Türkiye tarihinde cinayete kurban giden onca gazeteci arasında, ölümünün ardından Hrant Dink kadar ihanete uğrayan yoktur.

AKP-Cemaat koalisyonun bozulup tarafların birbirine savaş ilan etmesi pek çok kirli çamaşırı ortaya döktü. Bir suç ortaklığının taraflarının birbirlerinin sicilini ve açıklarını bilmesinden daha doğal ne olabilirdi ki. “FETÖ” marifetiyle hanedanın ve adamlarının yolsuzluklarını öğrendik, AKP marifetiyle de 19 Ocak 2007’den beri üzeri itinayla örtülen Dink suikastındaki “FETÖ” başrolü iyot gibi açığa çıktı.

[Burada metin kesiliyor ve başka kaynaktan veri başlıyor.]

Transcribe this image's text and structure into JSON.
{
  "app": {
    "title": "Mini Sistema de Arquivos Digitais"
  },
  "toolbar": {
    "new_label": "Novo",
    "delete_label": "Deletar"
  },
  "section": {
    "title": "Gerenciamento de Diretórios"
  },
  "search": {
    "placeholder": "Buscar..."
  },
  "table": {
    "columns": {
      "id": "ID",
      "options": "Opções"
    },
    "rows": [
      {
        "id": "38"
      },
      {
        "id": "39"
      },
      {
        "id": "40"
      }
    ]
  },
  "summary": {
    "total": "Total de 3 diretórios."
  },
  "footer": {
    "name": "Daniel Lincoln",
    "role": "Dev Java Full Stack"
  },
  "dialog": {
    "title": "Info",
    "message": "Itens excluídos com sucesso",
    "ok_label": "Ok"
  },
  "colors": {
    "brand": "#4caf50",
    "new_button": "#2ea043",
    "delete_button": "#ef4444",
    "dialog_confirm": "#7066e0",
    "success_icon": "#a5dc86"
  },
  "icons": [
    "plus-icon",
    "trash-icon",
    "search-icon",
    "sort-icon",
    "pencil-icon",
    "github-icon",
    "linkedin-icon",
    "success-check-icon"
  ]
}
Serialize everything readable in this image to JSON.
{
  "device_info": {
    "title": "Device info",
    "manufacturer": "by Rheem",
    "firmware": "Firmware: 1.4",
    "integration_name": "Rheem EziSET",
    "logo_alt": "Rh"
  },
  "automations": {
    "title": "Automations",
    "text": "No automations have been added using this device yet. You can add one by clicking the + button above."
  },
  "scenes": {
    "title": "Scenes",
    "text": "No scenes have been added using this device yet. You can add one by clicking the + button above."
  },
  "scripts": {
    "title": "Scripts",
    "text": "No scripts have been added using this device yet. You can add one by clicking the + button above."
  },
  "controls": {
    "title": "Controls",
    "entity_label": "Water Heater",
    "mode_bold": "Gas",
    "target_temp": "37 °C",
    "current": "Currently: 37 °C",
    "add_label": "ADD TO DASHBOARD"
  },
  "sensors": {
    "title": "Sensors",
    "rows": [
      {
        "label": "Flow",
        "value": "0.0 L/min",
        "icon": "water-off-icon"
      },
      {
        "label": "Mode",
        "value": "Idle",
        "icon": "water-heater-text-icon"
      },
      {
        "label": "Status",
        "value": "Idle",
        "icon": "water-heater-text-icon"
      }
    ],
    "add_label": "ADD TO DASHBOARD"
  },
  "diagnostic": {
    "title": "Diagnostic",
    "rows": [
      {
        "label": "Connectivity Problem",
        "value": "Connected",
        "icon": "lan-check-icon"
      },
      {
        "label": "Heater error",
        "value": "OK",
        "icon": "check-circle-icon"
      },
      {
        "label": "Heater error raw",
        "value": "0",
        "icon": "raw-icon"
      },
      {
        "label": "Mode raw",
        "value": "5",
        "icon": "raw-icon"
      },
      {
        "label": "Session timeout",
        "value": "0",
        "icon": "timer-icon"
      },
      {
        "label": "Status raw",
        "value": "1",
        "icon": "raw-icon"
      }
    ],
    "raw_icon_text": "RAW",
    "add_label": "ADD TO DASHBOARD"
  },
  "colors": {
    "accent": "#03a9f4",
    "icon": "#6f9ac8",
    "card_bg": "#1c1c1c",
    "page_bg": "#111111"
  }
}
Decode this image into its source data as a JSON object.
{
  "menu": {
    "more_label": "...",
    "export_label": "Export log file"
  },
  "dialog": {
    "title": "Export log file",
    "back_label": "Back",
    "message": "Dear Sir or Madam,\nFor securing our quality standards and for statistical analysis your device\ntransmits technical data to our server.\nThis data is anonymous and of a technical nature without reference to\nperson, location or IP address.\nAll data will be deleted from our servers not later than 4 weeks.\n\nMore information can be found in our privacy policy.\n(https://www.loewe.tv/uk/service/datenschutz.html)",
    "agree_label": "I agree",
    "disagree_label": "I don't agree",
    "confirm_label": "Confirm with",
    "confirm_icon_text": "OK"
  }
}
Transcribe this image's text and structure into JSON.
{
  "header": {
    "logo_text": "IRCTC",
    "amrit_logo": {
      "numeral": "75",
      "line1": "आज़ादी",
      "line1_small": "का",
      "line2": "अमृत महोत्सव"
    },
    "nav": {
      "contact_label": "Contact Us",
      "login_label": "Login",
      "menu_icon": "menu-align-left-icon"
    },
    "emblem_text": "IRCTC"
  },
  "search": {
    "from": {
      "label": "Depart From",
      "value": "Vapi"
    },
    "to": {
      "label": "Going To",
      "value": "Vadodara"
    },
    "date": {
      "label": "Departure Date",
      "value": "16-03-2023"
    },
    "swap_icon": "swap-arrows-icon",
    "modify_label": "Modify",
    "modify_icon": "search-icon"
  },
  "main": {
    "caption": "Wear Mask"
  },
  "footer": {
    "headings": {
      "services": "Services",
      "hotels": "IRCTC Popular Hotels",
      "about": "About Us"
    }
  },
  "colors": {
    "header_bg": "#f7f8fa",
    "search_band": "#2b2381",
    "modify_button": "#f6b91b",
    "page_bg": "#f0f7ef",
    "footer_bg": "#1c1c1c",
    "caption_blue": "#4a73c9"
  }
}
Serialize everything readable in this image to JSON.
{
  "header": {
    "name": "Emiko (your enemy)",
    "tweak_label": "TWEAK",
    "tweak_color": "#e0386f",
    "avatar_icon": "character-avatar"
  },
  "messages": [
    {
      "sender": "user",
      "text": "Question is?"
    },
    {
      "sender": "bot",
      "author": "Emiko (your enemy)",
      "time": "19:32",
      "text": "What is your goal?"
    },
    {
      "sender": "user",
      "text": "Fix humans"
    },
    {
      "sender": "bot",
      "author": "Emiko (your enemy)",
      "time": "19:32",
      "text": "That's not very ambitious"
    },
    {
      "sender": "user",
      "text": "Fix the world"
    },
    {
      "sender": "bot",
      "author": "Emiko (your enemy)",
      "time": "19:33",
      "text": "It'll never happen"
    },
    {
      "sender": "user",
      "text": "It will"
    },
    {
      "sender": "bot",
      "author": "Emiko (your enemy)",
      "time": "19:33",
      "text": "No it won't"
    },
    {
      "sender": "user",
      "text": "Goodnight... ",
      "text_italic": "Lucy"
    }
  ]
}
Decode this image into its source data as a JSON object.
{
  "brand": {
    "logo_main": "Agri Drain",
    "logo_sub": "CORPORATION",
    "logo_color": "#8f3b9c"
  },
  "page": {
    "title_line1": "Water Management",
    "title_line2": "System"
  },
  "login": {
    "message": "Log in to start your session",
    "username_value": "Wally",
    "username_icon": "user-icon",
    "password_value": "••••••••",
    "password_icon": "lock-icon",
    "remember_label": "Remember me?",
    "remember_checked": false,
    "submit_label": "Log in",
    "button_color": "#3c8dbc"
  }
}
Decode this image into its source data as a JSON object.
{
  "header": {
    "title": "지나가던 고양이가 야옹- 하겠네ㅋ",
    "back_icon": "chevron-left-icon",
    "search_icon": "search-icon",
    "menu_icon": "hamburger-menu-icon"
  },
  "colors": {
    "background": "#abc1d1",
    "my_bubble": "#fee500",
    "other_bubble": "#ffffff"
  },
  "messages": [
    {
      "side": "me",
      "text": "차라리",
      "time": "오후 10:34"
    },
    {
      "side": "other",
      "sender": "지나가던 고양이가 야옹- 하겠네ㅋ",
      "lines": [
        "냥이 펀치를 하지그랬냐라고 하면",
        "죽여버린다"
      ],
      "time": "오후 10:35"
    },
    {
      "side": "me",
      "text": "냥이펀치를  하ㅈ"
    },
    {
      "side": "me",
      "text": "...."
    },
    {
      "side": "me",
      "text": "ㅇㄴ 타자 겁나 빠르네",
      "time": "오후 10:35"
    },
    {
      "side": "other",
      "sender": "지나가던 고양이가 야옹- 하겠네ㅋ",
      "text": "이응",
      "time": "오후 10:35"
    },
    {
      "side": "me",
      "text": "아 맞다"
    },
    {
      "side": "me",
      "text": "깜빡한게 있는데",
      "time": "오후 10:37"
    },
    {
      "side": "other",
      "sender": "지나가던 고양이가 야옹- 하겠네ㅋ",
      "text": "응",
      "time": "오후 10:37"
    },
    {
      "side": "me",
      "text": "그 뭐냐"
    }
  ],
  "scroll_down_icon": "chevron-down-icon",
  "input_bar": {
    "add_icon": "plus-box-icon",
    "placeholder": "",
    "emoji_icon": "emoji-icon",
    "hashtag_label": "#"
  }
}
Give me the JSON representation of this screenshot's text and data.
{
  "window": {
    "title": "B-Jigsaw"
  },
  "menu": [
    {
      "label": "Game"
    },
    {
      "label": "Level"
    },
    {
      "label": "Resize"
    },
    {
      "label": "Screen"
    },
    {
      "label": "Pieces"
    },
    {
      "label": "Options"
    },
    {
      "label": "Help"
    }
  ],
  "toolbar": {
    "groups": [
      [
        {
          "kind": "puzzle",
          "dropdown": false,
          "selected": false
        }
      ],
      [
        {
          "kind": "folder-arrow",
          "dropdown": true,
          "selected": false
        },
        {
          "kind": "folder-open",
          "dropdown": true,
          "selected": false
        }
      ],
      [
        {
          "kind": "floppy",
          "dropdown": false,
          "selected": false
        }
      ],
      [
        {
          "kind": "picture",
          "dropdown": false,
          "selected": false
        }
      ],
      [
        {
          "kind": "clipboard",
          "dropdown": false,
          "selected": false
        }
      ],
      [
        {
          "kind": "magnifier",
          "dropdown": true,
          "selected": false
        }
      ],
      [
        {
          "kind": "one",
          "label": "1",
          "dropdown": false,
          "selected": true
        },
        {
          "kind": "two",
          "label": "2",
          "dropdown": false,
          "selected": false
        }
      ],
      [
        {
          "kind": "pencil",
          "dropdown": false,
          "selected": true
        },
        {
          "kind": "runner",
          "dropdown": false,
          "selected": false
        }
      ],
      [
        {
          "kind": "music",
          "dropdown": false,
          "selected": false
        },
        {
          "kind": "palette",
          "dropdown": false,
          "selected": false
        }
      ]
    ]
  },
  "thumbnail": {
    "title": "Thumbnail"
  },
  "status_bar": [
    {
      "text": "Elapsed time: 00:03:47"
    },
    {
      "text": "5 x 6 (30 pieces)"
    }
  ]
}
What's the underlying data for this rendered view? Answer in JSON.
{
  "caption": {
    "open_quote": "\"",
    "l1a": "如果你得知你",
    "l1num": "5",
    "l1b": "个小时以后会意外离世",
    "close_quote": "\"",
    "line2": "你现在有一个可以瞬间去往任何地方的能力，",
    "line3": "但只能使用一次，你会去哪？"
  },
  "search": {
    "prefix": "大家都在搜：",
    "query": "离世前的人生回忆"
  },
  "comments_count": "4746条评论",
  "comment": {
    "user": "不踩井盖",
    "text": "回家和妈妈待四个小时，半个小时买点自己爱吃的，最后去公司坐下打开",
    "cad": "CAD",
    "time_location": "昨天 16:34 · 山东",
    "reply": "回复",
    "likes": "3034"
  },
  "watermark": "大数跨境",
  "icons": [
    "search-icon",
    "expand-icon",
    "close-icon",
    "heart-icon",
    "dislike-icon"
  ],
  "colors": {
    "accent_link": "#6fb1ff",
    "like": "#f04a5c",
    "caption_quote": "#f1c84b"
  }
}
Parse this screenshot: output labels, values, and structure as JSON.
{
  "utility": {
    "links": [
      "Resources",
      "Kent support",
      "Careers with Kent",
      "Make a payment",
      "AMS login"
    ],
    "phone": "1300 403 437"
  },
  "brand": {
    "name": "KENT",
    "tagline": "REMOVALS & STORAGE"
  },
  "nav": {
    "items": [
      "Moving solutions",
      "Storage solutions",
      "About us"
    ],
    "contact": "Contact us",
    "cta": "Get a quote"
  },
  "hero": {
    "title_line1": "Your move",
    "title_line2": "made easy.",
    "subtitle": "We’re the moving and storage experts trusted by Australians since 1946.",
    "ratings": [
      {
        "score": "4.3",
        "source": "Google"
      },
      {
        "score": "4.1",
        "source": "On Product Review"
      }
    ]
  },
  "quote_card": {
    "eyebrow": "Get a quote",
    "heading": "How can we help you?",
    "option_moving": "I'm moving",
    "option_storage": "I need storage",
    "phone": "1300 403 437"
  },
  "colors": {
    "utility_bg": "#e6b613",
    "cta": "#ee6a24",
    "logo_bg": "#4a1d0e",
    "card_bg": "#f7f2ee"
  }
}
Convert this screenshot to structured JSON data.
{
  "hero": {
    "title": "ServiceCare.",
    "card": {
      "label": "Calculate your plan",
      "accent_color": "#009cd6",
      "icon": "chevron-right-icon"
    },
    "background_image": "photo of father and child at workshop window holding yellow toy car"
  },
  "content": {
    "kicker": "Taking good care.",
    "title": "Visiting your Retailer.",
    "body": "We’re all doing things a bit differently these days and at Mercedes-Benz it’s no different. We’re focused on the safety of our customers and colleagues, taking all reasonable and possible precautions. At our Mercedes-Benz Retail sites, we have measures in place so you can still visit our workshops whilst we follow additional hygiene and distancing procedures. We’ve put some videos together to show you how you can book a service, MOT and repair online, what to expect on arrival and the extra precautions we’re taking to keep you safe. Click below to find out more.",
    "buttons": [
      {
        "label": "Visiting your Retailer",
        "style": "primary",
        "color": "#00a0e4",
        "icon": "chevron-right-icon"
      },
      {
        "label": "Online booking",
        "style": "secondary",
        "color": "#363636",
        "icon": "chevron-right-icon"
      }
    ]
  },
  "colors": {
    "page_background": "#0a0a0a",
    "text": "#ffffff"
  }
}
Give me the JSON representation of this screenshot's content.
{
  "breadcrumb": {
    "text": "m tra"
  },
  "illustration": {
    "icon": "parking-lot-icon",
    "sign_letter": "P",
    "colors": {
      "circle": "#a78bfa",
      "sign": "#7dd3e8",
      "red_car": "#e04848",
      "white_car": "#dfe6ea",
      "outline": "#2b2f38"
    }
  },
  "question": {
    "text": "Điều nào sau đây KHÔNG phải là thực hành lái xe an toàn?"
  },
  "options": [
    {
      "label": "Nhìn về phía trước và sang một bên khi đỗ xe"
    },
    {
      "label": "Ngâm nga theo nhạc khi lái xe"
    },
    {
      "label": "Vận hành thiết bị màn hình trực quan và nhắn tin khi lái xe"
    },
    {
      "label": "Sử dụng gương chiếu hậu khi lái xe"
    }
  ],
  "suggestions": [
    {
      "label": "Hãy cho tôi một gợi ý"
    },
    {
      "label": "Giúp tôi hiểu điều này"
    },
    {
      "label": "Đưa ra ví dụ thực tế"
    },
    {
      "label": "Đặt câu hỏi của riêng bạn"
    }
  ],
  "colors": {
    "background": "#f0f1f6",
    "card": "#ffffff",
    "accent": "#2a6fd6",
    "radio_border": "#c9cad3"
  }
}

Peki Dink kimler tarafından, nasıl ihanete uğradı?

Hayatının son üç yılında hedef haline getirilip aleyhinde açılan davaların duruşmalarında kendisine bozuk paralar, çakmaklar fırlatılırken yanında bir avuç insan vardı.

Ölümünden sonra bir anda kendini onun dostu, arkadaşı ilan eden pek çok kişi (aralarında namlı köşe yazarları da vardı kerameti kendinden menkul “aktivistler” de) suikastı AKP-Cemaat koalisyonunun işine gelecek politik bir bağlama tıkıştırmaya çabaladı.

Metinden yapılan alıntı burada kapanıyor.